Господь поморщился. Мало того, что Россия на Земле и без того была чистилищем, где год шел за три и жить было неимоверно трудно во всякие времена, так люди еще сами усугубляли своё положение. Выбрать сатанинских выкормышей в свои господа — это только русские умеют.

— Надо было подсказать, направить, — изрек Господь, который любил Россию за то, что не цеплялось тамошнее население за быт, за благоустроенность, давая простор душе, и она, благодарная, пела в измученном теле.

— До всего руки не доходят, о, Создатель, — ответил Тумик. — Вроде бы миг прошел, а у них, на Земле, уже четверть века просвистели.

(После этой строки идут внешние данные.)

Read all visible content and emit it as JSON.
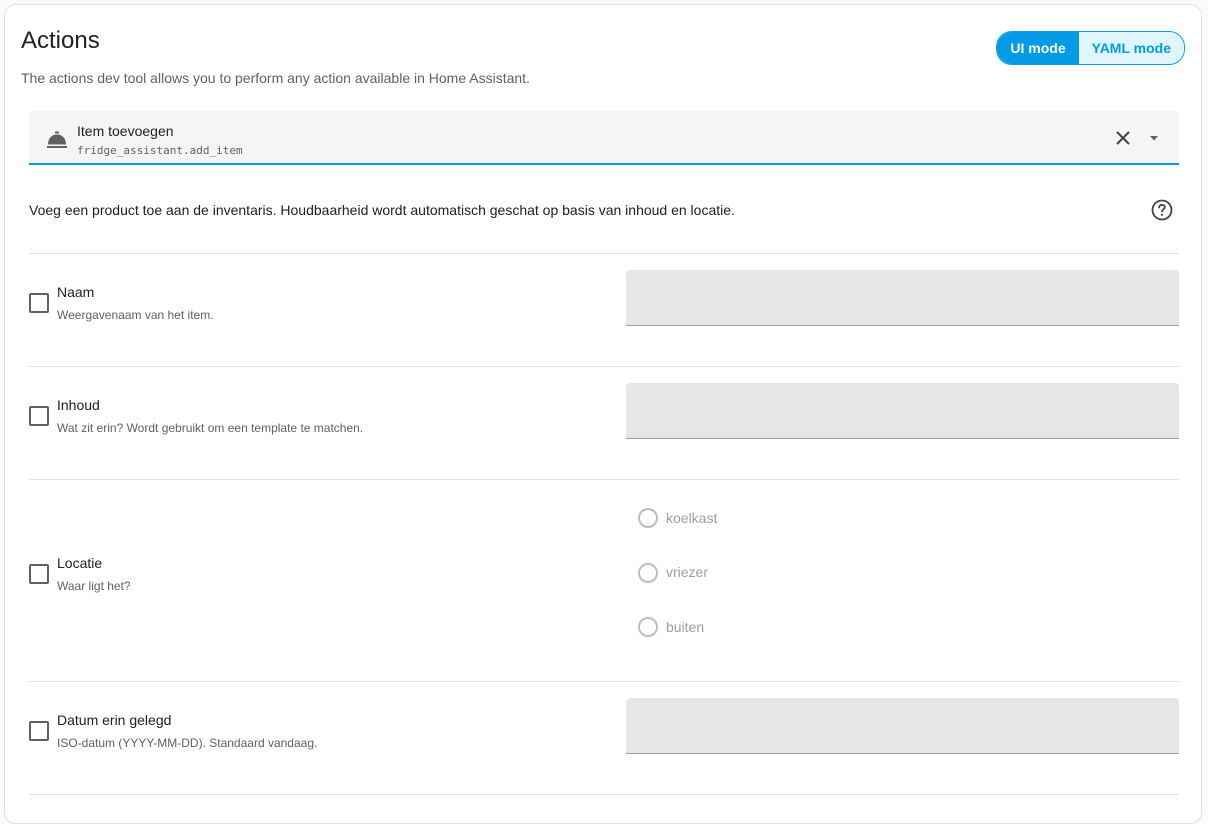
{
  "header": {
    "title": "Actions",
    "subtitle": "The actions dev tool allows you to perform any action available in Home Assistant.",
    "modes": [
      {
        "label": "UI mode",
        "active": true
      },
      {
        "label": "YAML mode",
        "active": false
      }
    ]
  },
  "action": {
    "name": "Item toevoegen",
    "id": "fridge_assistant.add_item",
    "icon": "room-service-icon"
  },
  "description": "Voeg een product toe aan de inventaris. Houdbaarheid wordt automatisch geschat op basis van inhoud en locatie.",
  "fields": {
    "naam": {
      "label": "Naam",
      "help": "Weergavenaam van het item.",
      "value": "",
      "enabled": false
    },
    "inhoud": {
      "label": "Inhoud",
      "help": "Wat zit erin? Wordt gebruikt om een template te matchen.",
      "value": "",
      "enabled": false
    },
    "locatie": {
      "label": "Locatie",
      "help": "Waar ligt het?",
      "enabled": false,
      "options": [
        "koelkast",
        "vriezer",
        "buiten"
      ]
    },
    "datum": {
      "label": "Datum erin gelegd",
      "help": "ISO-datum (YYYY-MM-DD). Standaard vandaag.",
      "value": "",
      "enabled": false
    }
  },
  "colors": {
    "accent": "#039be5",
    "accent_light": "#e1f5fe",
    "input_bg": "#e6e6e6"
  }
}
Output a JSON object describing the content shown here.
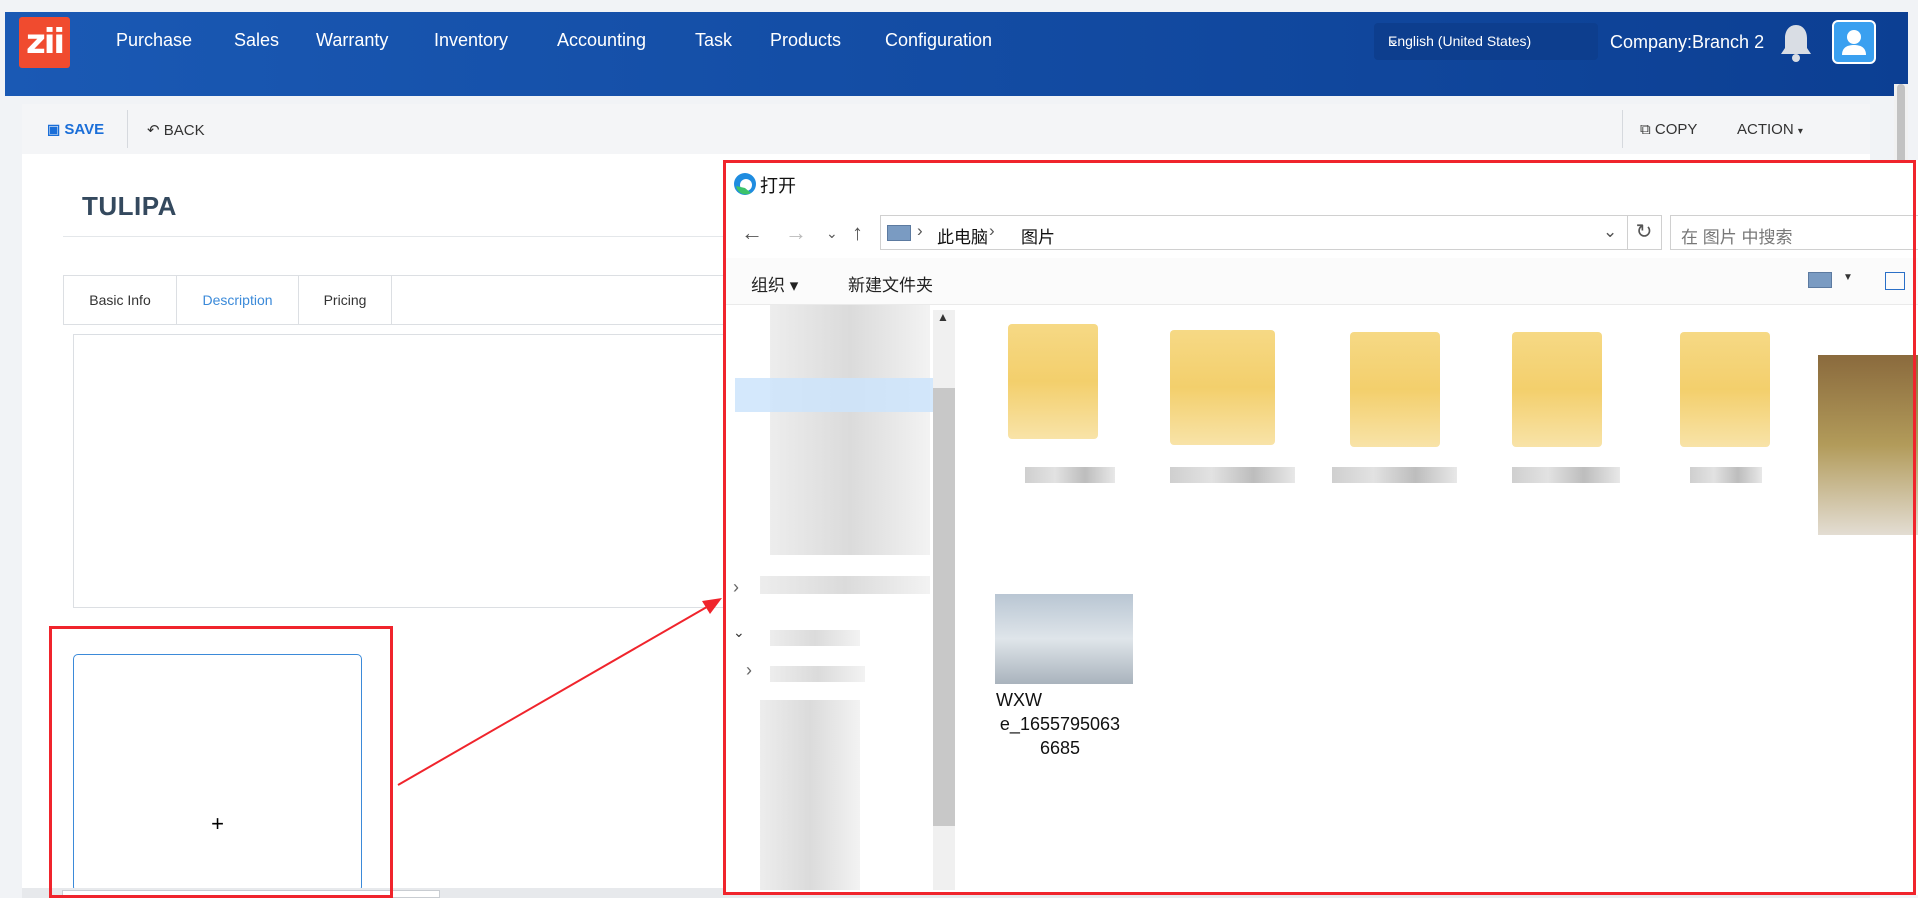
{
  "nav": {
    "logo_text": "zii",
    "items": [
      "Purchase",
      "Sales",
      "Warranty",
      "Inventory",
      "Accounting",
      "Task",
      "Products",
      "Configuration"
    ],
    "language": "English (United States)",
    "company": "Company:Branch 2"
  },
  "toolbar": {
    "save_label": "SAVE",
    "back_label": "BACK",
    "copy_label": "COPY",
    "action_label": "ACTION"
  },
  "record": {
    "title": "TULIPA"
  },
  "tabs": [
    "Basic Info",
    "Description",
    "Pricing"
  ],
  "active_tab": "Description",
  "upload": {
    "plus": "+"
  },
  "dialog": {
    "title": "打开",
    "breadcrumb": [
      "此电脑",
      "图片"
    ],
    "search_placeholder": "在 图片 中搜索",
    "organize_label": "组织 ▾",
    "new_folder_label": "新建文件夹",
    "file_name_lines": [
      "WXW",
      "e_1655795063",
      "6685"
    ]
  },
  "colors": {
    "nav_bg": "#0c3f93",
    "accent": "#3b8ad9",
    "annotation": "#f0242c",
    "logo": "#f04b2f"
  }
}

Работа у меня тяжелая.

— Зато благостная, — произнес Господь. — Только вот что я тебе скажу, любезный. У окаянных работы не меньше, но они всюду успевают.

— Окаянным легче, — потупившись, сказал Тумик. — Они рядом с людьми, а мы в небесных сферах. Они плотью владеют через похоть и чревоугодие, мы же только душой попечительствуем, коя плотью как в панцирь закована.

— Что ж, — Господь вздохнул. — У Будущего много вариантов, землянами выбран этот.

— Свобода выбора, — заметил Тумик.

— Именно, — сказал Господь. — Адам и Ева совершили непотребное, скушали злодейское яблоко, тем самым выбрали свой путь. Куда как легко было бы их остановить, но я этого не сделал, потому что каждый волен делать то, что захочет. Так и с Россией. Не куклы там живут, а я не кукловод… Дионию передай, что с сим вопросом мог бы разобраться сам. Впрочем, нет, не передавай. Подумает еще, что я давлю, обидится. Видишь, Тумик, как трудно быть абсолютно справедливым? Кому-то правда — целебный бальзам, а кому-то — нож острый. Со злом бороться легко, тут всяк справедлив, но что делать с тем, кто, посланный на Землю приобрести ремесло и работать, уходит в пустыню спасать душу? И всё земное отвергает, как принадлежащее окаянному. Не ест, не спит, и молится, молится. Он кто — лодырь несусветный или великий праведник?

— Трудиться всяк должен, — ответил Тумик. — Моление — тоже труд. Но, Создатель, великие праведники, коих все почитают, были еще и большие рукодельники, и книги писали, чтобы вразумление их не пропало даром. И больных исцеляли, и бесов изгоняли, и размышляли много, дабы постичь суть вещей, и государей наставляли на путь истинный. Одного моления мало. Или достаточно?

— Вот видишь, Тумик, сколько неопределенного на одном только материальном плане, — сказал Господь. — А ведь этих планов тысячи. Посему иди и работай, крыльев своих не щадя.

Глава 22. Твердая рука

Молодые энергичные министры разослали во все концы комиссии и инспекции с целью пощипать, взбодрить снулую периферию. Посыпались постановления, приказы, указания, рекомендации, завалившие провинцию до маковки. Ужесточились требования к отчетности, теперь в налоговую приходилось бегать раз в две недели.

Периферия зажужжала, задвигалась, разгребая бумажные завалы. Создалась видимость активной работы. К чиновникам, выдающим справки и визирующим документы, выстроились очереди. Без очереди можно было завизировать в определенном кабинете за отдельную плату.